Let $\# \mathbb{F}=q, t=q^{-s}$ and consider $L(t,\chi)$. Then (by taking the logarithmic derivative of the Euler product)
$$L(t,\chi) = \exp (\sum_{n=1}^{\infty} S_n t^n/n )$$
where $S_n = \sum_{\deg P | n} \chi(P)\deg P$
and $P$ runs through irreducible polynomials of $\mathbb{F}[T]$.
Then for any integer $d>0$,
$$\prod_{\zeta^d =1} L(\zeta t,\chi) = \exp (\sum_{n=1}^{\infty} S_{dn} t^{dn}/n )$$
Now, if $Q$ is an irreducible polynomial of degree $n$ over the field of $q^d$ elements, then $Q$ has $m$ (some $m|d$) conjugates $Q_i$ over $\mathbb{F}$ and the product of these conjugates is an irreducible polynomial $P$ in $\mathbb{F}[T]$ so (edit: fixed error pointed out in comments)

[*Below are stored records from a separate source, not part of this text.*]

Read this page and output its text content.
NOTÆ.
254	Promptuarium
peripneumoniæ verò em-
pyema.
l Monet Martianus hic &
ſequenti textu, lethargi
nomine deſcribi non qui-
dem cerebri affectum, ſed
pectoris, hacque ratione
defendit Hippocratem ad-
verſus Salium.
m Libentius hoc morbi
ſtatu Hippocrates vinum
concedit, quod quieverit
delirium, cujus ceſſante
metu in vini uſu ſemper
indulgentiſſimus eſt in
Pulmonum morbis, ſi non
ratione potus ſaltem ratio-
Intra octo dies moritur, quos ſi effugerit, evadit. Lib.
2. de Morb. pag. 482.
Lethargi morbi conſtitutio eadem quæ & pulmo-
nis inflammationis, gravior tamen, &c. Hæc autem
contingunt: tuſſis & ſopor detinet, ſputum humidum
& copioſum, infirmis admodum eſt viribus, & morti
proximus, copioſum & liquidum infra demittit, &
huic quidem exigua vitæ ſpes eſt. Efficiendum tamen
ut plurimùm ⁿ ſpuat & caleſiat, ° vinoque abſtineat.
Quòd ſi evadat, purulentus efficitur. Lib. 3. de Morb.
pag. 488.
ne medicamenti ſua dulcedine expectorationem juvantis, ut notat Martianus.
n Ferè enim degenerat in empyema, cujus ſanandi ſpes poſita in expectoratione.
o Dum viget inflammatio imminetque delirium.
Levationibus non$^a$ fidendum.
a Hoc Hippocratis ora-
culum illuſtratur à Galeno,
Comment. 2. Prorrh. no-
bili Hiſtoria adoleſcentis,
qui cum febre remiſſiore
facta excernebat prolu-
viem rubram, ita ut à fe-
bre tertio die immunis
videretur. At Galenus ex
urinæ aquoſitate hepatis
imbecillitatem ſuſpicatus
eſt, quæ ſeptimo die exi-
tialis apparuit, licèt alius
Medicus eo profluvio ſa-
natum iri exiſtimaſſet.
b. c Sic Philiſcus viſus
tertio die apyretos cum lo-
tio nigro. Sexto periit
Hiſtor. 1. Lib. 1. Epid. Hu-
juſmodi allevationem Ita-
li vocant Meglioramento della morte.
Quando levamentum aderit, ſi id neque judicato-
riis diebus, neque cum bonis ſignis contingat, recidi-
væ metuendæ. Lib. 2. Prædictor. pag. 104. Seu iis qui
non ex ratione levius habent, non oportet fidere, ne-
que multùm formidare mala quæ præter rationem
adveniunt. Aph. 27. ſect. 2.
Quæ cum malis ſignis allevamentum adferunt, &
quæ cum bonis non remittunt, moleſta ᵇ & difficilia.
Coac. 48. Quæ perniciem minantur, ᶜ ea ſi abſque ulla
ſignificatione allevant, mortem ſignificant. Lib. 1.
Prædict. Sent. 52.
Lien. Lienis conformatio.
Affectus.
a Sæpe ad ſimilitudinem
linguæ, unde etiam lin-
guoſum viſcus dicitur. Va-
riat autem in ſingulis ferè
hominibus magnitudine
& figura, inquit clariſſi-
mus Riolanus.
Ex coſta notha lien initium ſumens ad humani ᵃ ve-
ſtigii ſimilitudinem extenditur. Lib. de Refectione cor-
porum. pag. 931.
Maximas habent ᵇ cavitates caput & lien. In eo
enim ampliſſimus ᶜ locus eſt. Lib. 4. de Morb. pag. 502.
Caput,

$$\sum_i \chi(Q_i)\deg Q_i = (\sum \chi(Q_i))\deg Q = \chi(P)m\deg(Q) = \chi(P)\deg(P).$$
Using this, one checks that the equivalent of $S_n$ over the field extension equals $S_{nd}$ and this gives $\exp (\sum_{n=1}^{\infty} S_{dn} t^n/n )$ is the $L$-function in the extension field, say $L_d(t,\chi)$. Another way of stating this is $\prod_{\zeta^d =1} L(\zeta t,\chi)= L_d(t^d,\chi)$.The relation with the zeros follows. (This is e.g. in Weil, Basic Number Theory, Appendix 5, lemma 4 in much more generality and fancier language).